For RA, the algorithms development discovered a set of codes related to drugs that are commonly given to RA patients [
38]. The particular Read codes identified by the data-driven method may be specific characteristics of the studied population across ABMU and Cardiff regions. Reasonably, such a unique set of codes may vary for other populations (datasets). Promisingly, the proposed framework was demonstrated to identify these unique sets of codes related to certain populations from given datasets.
Our results indicate that the χ
2 statistic and the Gini index generated the same ranking of features in both datasets. This is mainly because the χ
2 statistic coefficient for a 2 by 2 contingency table can be also interpreted as the Gini coefficient [
39]. Each feature-selection method works differently depending on the nature of the data. To identify patients with a particular profile, a single feature-section method may generate incomplete results. Our recommendation is to use multiple feature-selection methods to generate a bigger picture of prediction performances and select an optimal algorithm with consideration of clinical practices.
We stress that the proposed framework aiming at identifying influential features actually fulfils the task of dimensionality reduction in nature. In a high-dimensional data space, dimensionality reduction can be performed by two different schemes. One scheme is to directly select influential features from original features, in which the selected features work together to demonstrate good prediction performance, such as our proposed framework. The other scheme is to transform all original features into a low-dimensional space, in which each dimension of this space works as a latent variable while holding certain statistical property of original features, such as the principal component analysis. Each scheme has its own advantages and disadvantages, but in disease phenotyping and patient identification, the first scheme is preferred.
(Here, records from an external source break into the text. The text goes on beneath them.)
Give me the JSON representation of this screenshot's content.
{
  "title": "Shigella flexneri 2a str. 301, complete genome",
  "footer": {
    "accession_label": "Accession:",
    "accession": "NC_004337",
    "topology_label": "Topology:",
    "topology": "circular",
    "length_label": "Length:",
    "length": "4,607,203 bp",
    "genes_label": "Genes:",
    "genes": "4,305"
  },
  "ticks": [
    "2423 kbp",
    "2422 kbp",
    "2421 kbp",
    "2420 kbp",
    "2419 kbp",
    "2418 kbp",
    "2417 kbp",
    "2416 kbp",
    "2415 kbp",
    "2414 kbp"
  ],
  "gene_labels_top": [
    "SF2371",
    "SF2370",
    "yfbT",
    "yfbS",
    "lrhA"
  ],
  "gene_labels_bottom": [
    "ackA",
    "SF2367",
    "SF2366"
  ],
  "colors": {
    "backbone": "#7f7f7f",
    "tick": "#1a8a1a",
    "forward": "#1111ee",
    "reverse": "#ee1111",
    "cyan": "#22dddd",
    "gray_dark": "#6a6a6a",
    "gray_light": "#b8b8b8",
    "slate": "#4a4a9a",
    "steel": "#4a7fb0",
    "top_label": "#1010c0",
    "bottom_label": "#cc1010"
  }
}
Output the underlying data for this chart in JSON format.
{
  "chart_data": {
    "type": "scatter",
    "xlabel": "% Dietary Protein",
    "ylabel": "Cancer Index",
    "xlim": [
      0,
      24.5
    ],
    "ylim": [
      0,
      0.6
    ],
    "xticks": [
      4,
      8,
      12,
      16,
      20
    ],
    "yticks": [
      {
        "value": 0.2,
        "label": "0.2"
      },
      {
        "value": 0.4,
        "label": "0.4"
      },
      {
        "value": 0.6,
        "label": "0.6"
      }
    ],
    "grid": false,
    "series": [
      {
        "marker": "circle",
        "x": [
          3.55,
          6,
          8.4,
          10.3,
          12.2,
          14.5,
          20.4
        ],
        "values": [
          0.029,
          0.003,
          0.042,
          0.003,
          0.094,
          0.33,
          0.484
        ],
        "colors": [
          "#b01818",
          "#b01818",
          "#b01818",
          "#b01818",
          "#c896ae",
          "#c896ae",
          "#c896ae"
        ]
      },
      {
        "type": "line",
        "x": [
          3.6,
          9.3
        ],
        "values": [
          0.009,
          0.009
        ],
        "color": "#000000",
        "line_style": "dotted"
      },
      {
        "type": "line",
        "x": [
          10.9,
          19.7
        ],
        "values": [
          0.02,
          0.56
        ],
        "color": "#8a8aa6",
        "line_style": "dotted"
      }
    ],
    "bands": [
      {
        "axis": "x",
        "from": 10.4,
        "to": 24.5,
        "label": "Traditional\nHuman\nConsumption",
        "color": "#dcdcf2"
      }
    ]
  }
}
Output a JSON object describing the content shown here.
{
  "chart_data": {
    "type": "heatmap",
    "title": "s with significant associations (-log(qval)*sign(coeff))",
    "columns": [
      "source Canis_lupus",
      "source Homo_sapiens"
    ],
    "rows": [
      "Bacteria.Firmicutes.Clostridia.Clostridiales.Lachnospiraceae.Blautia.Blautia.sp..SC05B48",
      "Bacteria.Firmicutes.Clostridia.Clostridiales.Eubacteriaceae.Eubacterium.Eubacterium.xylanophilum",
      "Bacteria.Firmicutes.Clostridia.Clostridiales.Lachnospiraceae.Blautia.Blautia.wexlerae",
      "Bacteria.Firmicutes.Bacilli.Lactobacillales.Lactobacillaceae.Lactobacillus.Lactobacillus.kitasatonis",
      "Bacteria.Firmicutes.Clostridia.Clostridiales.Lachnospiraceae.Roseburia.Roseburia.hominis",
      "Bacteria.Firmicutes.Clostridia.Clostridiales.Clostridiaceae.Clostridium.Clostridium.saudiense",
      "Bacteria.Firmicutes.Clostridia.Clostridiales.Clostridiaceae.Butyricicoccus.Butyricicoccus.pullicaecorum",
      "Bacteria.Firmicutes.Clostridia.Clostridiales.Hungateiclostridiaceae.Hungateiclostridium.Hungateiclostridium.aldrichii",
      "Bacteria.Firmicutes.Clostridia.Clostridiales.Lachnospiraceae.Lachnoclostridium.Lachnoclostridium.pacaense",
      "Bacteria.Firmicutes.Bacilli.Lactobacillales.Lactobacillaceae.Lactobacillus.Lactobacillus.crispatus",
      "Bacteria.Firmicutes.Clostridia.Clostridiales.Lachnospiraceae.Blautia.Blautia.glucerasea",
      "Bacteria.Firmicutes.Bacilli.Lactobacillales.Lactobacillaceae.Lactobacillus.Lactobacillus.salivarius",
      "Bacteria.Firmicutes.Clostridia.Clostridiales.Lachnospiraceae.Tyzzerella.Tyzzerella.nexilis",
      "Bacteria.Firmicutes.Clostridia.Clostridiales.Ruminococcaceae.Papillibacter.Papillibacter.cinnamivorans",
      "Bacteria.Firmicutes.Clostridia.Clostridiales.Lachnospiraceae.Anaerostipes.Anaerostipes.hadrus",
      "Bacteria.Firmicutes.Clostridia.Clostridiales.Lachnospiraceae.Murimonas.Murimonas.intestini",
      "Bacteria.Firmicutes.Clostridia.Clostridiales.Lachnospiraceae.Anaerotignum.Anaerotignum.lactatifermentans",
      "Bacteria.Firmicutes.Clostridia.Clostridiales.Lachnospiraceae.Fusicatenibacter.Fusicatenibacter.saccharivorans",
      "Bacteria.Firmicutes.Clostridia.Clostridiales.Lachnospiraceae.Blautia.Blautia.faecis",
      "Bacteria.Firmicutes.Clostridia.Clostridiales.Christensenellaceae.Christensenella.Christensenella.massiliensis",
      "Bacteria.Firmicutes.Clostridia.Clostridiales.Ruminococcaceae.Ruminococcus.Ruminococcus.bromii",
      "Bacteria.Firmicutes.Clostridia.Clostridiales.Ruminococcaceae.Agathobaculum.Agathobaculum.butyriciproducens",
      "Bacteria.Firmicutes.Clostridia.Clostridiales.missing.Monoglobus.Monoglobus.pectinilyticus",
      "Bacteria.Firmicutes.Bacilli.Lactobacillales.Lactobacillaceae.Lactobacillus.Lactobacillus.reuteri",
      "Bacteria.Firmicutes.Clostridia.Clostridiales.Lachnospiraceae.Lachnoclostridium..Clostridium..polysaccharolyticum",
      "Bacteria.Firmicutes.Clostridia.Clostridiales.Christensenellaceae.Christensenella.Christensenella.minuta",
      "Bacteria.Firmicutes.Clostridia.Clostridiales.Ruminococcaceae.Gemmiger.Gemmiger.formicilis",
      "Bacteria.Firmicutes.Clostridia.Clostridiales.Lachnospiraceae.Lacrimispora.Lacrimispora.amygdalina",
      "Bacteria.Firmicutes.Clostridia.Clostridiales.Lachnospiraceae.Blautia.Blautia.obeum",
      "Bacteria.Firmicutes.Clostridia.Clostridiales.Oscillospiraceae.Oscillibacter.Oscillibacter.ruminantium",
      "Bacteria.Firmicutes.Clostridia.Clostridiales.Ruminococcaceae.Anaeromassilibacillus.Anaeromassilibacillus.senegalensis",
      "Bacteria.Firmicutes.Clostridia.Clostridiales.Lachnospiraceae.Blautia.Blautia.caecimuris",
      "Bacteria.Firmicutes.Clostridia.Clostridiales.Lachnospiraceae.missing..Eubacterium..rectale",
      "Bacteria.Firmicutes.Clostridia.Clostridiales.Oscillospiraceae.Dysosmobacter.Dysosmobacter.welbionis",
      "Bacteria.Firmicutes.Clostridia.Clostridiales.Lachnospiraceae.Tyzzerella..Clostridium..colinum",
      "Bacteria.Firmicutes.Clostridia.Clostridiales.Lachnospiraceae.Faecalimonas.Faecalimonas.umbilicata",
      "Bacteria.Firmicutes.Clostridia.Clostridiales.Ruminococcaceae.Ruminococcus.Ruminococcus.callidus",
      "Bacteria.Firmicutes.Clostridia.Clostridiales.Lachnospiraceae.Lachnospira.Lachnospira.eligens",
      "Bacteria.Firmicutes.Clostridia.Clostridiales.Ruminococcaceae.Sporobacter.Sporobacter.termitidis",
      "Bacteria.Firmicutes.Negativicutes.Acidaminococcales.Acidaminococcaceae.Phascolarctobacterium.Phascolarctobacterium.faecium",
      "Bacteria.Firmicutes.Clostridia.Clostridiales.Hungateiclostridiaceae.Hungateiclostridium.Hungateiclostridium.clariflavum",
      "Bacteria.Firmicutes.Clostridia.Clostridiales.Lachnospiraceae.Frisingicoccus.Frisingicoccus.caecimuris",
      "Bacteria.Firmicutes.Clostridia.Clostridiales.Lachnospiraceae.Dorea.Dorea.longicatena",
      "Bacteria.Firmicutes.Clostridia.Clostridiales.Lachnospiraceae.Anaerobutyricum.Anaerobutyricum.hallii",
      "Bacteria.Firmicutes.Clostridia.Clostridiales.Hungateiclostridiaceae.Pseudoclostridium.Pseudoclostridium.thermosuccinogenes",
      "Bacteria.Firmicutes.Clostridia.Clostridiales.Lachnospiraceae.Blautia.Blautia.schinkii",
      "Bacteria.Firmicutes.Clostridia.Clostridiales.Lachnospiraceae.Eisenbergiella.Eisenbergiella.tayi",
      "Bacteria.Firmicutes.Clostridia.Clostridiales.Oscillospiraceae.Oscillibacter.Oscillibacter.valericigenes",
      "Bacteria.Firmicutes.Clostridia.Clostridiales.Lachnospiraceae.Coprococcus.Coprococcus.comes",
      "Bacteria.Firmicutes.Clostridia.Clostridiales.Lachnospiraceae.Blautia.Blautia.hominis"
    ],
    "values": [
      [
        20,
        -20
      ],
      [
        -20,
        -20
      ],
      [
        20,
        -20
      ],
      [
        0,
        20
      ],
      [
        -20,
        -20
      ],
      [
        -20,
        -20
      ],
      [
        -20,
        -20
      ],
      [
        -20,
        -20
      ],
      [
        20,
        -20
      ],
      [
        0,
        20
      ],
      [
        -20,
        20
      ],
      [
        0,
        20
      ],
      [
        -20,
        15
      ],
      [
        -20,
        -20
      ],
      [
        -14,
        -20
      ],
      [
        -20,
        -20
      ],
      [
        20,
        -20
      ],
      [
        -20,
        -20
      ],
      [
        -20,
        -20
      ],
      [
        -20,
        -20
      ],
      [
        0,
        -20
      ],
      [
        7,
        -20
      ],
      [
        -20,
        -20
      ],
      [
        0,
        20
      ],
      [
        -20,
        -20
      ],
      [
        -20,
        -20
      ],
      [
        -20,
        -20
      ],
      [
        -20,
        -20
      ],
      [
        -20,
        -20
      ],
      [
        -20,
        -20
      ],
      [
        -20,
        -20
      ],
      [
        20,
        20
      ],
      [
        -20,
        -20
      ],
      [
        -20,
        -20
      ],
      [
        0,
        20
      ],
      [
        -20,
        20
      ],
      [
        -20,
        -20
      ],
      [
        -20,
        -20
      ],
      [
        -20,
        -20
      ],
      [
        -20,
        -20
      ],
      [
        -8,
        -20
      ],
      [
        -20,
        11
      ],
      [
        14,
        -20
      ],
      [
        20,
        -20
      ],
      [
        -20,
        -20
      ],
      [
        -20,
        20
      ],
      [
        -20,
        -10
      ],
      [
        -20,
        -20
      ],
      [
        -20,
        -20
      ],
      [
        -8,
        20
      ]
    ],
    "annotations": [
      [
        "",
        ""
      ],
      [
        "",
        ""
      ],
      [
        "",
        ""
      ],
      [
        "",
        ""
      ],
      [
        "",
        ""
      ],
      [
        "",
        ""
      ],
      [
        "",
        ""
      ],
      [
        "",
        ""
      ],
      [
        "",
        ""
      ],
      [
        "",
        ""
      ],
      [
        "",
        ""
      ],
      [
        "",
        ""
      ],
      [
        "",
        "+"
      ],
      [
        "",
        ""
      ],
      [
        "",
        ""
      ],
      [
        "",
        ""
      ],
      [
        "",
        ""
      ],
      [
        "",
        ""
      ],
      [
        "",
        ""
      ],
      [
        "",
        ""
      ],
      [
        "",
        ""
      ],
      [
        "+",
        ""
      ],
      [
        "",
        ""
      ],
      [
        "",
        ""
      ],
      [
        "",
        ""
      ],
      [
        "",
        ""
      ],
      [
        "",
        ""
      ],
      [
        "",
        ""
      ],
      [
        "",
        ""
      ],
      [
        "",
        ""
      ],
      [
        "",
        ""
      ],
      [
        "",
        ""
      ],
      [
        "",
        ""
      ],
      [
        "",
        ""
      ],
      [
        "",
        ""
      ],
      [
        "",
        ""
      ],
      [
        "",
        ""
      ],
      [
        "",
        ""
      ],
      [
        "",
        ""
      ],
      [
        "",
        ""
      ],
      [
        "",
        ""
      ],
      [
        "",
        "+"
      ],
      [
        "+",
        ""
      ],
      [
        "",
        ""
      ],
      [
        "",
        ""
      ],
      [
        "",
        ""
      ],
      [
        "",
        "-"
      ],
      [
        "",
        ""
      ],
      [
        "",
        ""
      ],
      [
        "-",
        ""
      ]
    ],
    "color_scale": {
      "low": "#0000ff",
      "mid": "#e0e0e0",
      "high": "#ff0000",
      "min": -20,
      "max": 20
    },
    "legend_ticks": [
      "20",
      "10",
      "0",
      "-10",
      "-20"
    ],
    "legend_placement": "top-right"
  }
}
This is mainly because the first scheme can maintain the physical meanings of original variables in a low-dimensional space so that the finally selected features in this space can gain clear interpretations in prediction. The second scheme uses latent variables in a low-dimensional space that are often difficult for which to gain clear physical meanings.
As a baseline method for identifying optimal hyper-parameters, grid-search can provide coarse but uniform exploration of the parameter space. The performances of decision tree models varied greatly for different values of the parameters. The C5.0 trees are very sensitive to the two parameters of minimum cases for split and asymmetric cost. For the RA and AS, we found that the optimal parameters are particular to each dataset. That is to say, one cannot expect a single optimal parameter set can be generalised to different datasets. In the future, heuristic optimisation procedures will be used to reduce the computing loads in identifying optimal hyper-parameters.
Medical data sets are often predominately composed of “normal” cases (a large number of population without a condition of interest) together with a small percentage of “abnormal” cases (a small number of cases with this condition of interest, such as RA or AS). Such an imbalance presents methodological challenges in developing and verifying machine-learning algorithms. This study used the C5.0 tree model to tackle imbalanced classification problems by benefiting from the asymmetric costs implemented in majority class and minority class.